AV: How does ChatGPT benefit us? How will it change our lives?

Stavros: Artificial intelligence is not just that – ChatGPT is a huge hype because it's easy to see and play with. This is a part of AI that deals with generative stuff, e.g., creating a text piece. Does it seem absurd to write a pancake recipe if you've seen one million pancake recipes? Does it seem unreasonable if you've seen one million marketing messages on a certain topic to create a new one? ChatGPT has read all the marketing messages in the world until the end of 2021. It has read all the books available online, so - yes - it can write a book and - yes - it can write a news story. If you ask it now to write a news story about incidents that have happened in the center of Athens today, it will write it. Now, the post itself will look like many other articles it has read.

There are other systems that you can ask them to create a drawing of a table and 2 frogs playing poker and they do it, without having seen this anywhere else before. This is another widely used application of generative AI.

There's another part of AI, based on similar technology, that's about categorizing and identifying things –  for example, in medicine. Let's say: "I've got these x-rays, is there any indication of some disease", or – the most ambitious example – "take this x-ray and tell me if there is any sign of cancer".

The list of use cases goes on. For example there's progress in finding faults in a factory production line. There are systems that study photos of the right products and compare them and when they see something that isn't right, they note it down. There are many things in AI that are leveraged in many ways – the generative part is just one case that is easier to appreciate  in a broader scope.

And regarding the benefit: Consider an office environment and the task of  putting a pile of documents into categories. If you have a junior assistant with no experience and you give them some guidelines they can easily do the job, it's kind of "non-creative" work. In these types of jobs AI is doing particularly well.

AV: Is the human factor at risk? Will jobs be lost?
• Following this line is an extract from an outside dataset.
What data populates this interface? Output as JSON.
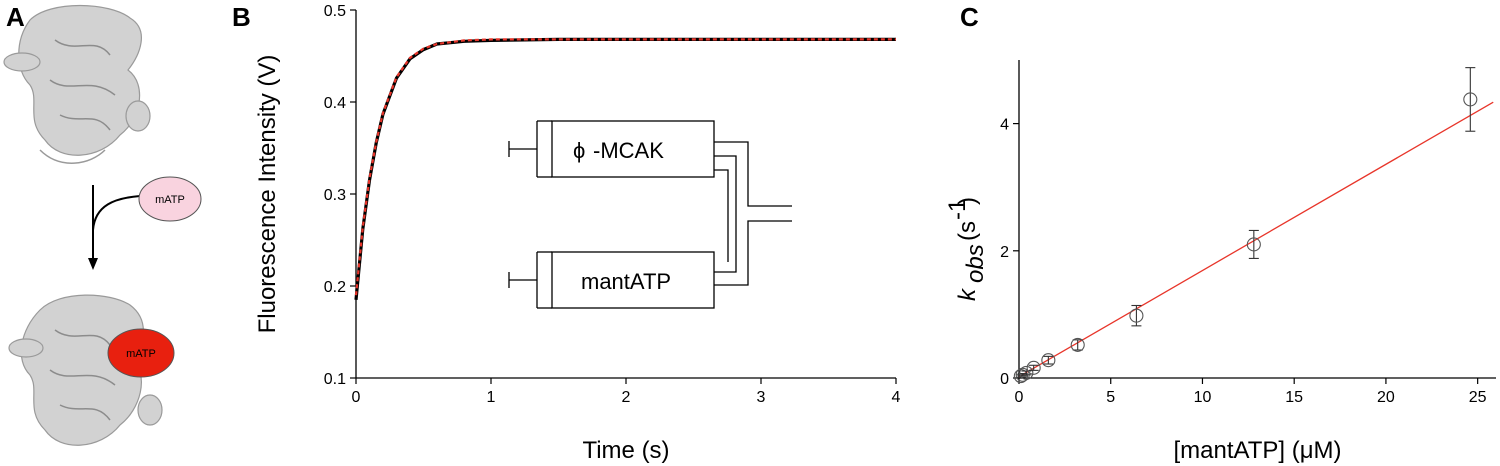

Stavros: There are two answers that I really like that have been given by others. The first one is that these tools can also help beginners to learn – the learning curve with these tools is smoother compared to self-paced learning. And the second one, when one of the leaders of AI was asked about the automated generation of images by AI and whether machines will replace artists, he said that machines will replace artists who do not use such systems to assist them in their work.